L’inflation continue à ralentir en 2024, mais pas les stratégies commerciales douteuses des industriels et distributeurs. Si on connaissait la «shrinkflation» (ou «réduflation»), qui consiste à diminuer la quantité de produit dans un emballage tout en maintenant ou en augmentant son prix, voici désormais la «cheapflation».
Contraction de «cheap» («bon marché») et «inflation», la pratique consiste à réduire la quantité d’ingrédients dans un produit, à les supprimer ou à les remplacer par des substituts moins chers ou de moins bonne qualité… Sans que leurs prix ne baissent pour les consommateurs. L’aspect «bon marché» de cette pratique se résume donc surtout à un coût de production moins cher, et surtout à des marges plus importantes pour les marques.
Interview
Sur son site internet, l‘association de défense des consommateurs Foodwatch a dénoncé publiquement, dans le cadre d’une enquête menée avec l’émission «France grand format» sur France 2, six produits de grandes marques pris en flagrant délit de «cheapflation». «Nous avons identifié des exemples remontant jusqu’en 2016, bien avant le début de la hausse des prix alimentaires. Le phénomène n’est donc pas récent, mais l’inflation pourrait avoir encouragé les industriels à recourir à ces pratiques», explique l’association.
Sont par exemple nommés les bâtonnets de surimi Fleury Michon, qui comprennent 11 % de chair à poisson en moins alors que le prix au kilo a augmenté de 40 % entre 2021 et 2023. L’association cite aussi une mayonnaise Maille (marque du groupe Unilever), ayant perdu 24,7 % de jaune d’œuf alors même que son prix a augmenté de 12,1 % entre novembre 2023 et janvier 2024, un cookie au chocolat de la marque Milka (Mondelez) dans lequel l’huile de tournesol a été remplacée par l’huile de palme. Les rillettes de poulet Bordeau Chesnel, les chocolats After Eight (Nestlé) ou un poisson de la marque Findus (Nomad Foods) sont également épinglés.
Du côté des industriels responsables, Foodwatch explique avoir «interpellé les fabricants, qui justifient généralement ces changements par une hausse du prix des matières premières en période d’inflation. Pour Foodwatch, cela n’excuse en rien l’opacité sur les changements de recette ou de format, ni la hausse des prix qui y est corrélée».
«C’est une arnaque»
Par ailleurs, l’association dénonce aussi la «shrinkflation», que le gouvernement envisagerait de réguler. Bercy travaillerait actuellement sur un projet d’arrêté qui contraindrait d’ici mars 2024 les supermarchés à expliciter davantage cette pratique commerciale sur les emballages, comme l’avait fait l’enseigne Carrefour en septembre 2023. Le ministre de l’Economie Bruno Le Maire avait ainsi déclaré à la même époque sur franceinfo : «C’est une arnaque, c’est scandaleux. Vous en avez moins et vous payez plus cher».

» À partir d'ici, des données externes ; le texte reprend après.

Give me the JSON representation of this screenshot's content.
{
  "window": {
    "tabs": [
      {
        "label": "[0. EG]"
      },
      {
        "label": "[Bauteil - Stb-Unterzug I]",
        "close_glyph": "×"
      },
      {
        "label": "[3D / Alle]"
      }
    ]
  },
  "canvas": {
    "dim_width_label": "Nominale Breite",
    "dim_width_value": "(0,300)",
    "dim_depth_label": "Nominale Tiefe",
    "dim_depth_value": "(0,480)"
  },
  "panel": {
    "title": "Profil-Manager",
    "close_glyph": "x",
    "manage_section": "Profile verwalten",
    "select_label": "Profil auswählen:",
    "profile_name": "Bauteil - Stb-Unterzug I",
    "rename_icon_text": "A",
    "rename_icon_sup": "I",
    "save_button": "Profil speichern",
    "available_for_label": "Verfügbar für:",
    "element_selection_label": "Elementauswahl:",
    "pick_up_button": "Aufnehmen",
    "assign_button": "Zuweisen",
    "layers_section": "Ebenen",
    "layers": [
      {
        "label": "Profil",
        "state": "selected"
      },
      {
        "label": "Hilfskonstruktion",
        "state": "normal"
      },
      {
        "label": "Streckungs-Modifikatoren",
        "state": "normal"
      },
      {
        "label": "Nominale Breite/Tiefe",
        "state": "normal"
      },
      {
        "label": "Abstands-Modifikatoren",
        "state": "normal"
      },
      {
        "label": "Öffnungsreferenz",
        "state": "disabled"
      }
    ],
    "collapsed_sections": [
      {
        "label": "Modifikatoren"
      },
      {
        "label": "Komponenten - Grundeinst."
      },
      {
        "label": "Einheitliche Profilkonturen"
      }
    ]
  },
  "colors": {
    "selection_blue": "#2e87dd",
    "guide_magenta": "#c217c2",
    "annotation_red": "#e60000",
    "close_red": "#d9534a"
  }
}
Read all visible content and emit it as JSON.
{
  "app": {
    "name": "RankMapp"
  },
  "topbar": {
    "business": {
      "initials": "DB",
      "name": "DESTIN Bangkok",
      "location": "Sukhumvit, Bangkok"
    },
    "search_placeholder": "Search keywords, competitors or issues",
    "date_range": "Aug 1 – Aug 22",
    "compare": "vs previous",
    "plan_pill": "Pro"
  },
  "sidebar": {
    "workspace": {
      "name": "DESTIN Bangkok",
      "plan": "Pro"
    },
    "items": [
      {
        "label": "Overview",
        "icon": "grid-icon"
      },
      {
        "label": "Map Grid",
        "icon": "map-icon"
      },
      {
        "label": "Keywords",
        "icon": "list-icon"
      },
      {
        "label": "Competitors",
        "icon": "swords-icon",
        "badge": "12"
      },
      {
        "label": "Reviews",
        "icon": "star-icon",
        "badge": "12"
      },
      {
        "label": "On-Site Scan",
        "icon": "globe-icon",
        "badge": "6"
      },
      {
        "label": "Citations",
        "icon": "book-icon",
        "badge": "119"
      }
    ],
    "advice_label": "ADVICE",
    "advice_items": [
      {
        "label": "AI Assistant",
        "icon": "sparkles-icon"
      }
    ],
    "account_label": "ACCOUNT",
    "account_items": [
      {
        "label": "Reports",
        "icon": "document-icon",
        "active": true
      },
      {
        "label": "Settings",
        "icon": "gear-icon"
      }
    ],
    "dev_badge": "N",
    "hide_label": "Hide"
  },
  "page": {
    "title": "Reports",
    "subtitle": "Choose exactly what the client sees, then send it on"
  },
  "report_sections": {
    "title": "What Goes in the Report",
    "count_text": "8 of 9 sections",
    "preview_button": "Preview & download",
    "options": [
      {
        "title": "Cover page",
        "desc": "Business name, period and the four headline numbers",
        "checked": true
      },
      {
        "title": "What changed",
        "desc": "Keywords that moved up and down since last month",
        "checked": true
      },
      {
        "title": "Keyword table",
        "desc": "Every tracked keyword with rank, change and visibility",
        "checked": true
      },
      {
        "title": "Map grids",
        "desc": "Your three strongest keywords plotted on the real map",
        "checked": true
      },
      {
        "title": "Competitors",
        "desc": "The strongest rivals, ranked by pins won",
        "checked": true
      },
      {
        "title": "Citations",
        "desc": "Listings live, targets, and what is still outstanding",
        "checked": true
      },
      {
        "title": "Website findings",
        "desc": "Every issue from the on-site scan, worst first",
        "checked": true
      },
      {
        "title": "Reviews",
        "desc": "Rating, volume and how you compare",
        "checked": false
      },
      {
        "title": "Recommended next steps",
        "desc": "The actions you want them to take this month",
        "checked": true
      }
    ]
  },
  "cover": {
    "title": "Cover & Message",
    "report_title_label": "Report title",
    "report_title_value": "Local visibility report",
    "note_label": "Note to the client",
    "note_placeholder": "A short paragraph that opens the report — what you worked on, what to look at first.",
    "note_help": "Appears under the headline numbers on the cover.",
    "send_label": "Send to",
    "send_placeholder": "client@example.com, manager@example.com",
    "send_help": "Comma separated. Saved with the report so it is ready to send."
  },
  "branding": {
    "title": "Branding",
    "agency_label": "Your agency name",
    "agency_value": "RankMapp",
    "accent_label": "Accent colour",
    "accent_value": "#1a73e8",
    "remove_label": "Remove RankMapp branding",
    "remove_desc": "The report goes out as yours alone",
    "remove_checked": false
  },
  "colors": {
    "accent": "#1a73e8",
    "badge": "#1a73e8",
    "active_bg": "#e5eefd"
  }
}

Les prix de l’alimentation, principal moteur de l’inflation en 2023 avec un sommet à presque 16 % au printemps, ont amorcé depuis un ralentissement, avec une hausse de 5,7 % sur un an en janvier 2024. Interrogé sur France 2 mardi 6 février dans l’émission «France grand format», Bruno Le Maire a affirmé : «nous avons gagné cette bataille contre l’inflation», assurant «qu’un quart des prix» allaient «baisser sur les pâtes, sur les huiles, sur le café». «Dans les semaines qui viennent, peut-être dans les mois qui viennent, nous serons sous les 2 %», a-t-il ajouté à propos de la hausse des prix en France.